Conectó todo, encendió la computadora y ésta comenzó su lenta rutina de arranque. Volvió a mirar hacia la mancha. El agujero del piso ya era un cráter y la pared se consumía como plástico en el fuego. Blancos vapores se desprendían de la extraña sustancia; quizás eran subproducto de la síntesis de los nanos. Los ojos de Damián no podían ver los diminutos murgueros grises que, aunque también habían acabado con la música, continuaban bailando y corcoveando en su mundo de fiesta y jolgorio. La silla de su escritorio fue cubierta frente a sus ojos con el aerosol líquido.
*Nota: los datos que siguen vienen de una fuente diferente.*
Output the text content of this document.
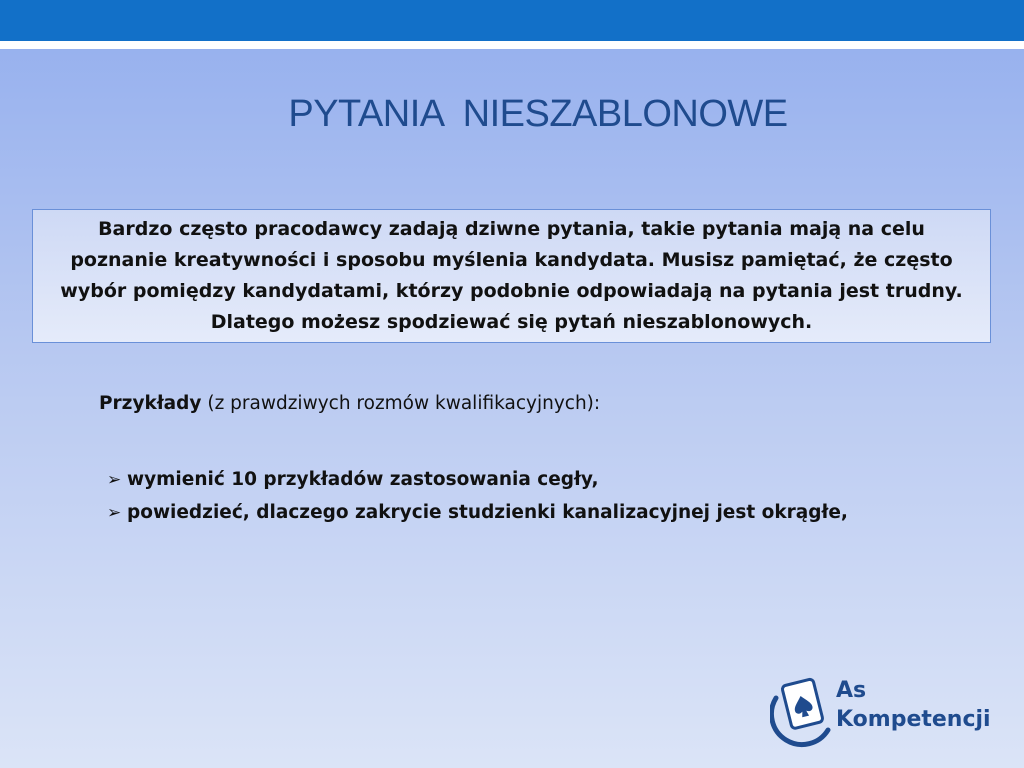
PYTANIA  NIESZABLONOWE
Bardzo często pracodawcy zadają dziwne pytania, takie pytania mają na celu poznanie kreatywności i sposobu myślenia kandydata. Musisz pamiętać, że często wybór pomiędzy kandydatami, którzy podobnie odpowiadają na pytania jest trudny. Dlatego możesz spodziewać się pytań nieszablonowych.
Przykłady (z prawdziwych rozmów kwalifikacyjnych):
➢ wymienić 10 przykładów zastosowania cegły,
➢ powiedzieć, dlaczego zakrycie studzienki kanalizacyjnej jest okrągłe,
As
Kompetencji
Con una velocidad aterradora ésta se deshizo, como un terrón de azúcar depositado en un platito con té humeante.
Damián, sentado en el piso con las piernas cruzadas, golpeaba con sus puños el suelo como si con esto acelerara el adormilado despertar de la máquina. Una pantalla azul le advirtió que la computadora chequeaba la causa de su brusco apagado.
Con un manotazo en el teclado saltó esa rutina y el sistema operativo continuó con las rutinas de arranque.
Cuando al fin se completó la carga, activó el programa de comandos y comenzó a teclear frenético. Debería haber hecho esto desde un principio, pensaba recriminándose Damián.
La mancha ya estaba comiéndose el techo y, por los gritos de los científicos, comenzaba a perforar el suelo del piso de abajo. Damián golpeó la tecla Enter y un mensaje de error saltó en la pantalla. Apretó con fuerza los labios y golpeándose mentalmente la frente con la mano volvió a teclear los comandos, esta vez más despacio. Luego, casi con suavidad, pulsó la tecla Enter.
La mancha se detuvo. Sus colores se apagaron y el líquido sólo brillaba ocasionalmente en pequeños puntos, aquí y allá.
Un escritorio del piso de arriba, con dos de sus patas derretidas, se balanceó en el borde del agujero y cayó atravesando el laboratorio en su ruta hacia el piso de abajo donde se estrelló estrepitosamente.
¡Uffff! dijo Damián desinflándose.
Ya terminó todo gritó a sus colegas de los pisos de arriba y de abajo.
Desde la puerta de su laboratorio le llegó la voz de Ezequiel:
¿Se detuvo?
Sí, se detuvo respondió Damián con un suspiro de alivio y luego agregó con pesar:
Ahora sí que la comisión reguladora va a tener con qué justificar la prohibición.
Digo yo... preguntó Gustavo tímidamente. ¿Todo este lío significa que se suspende el partido de la semana que viene? ¿No?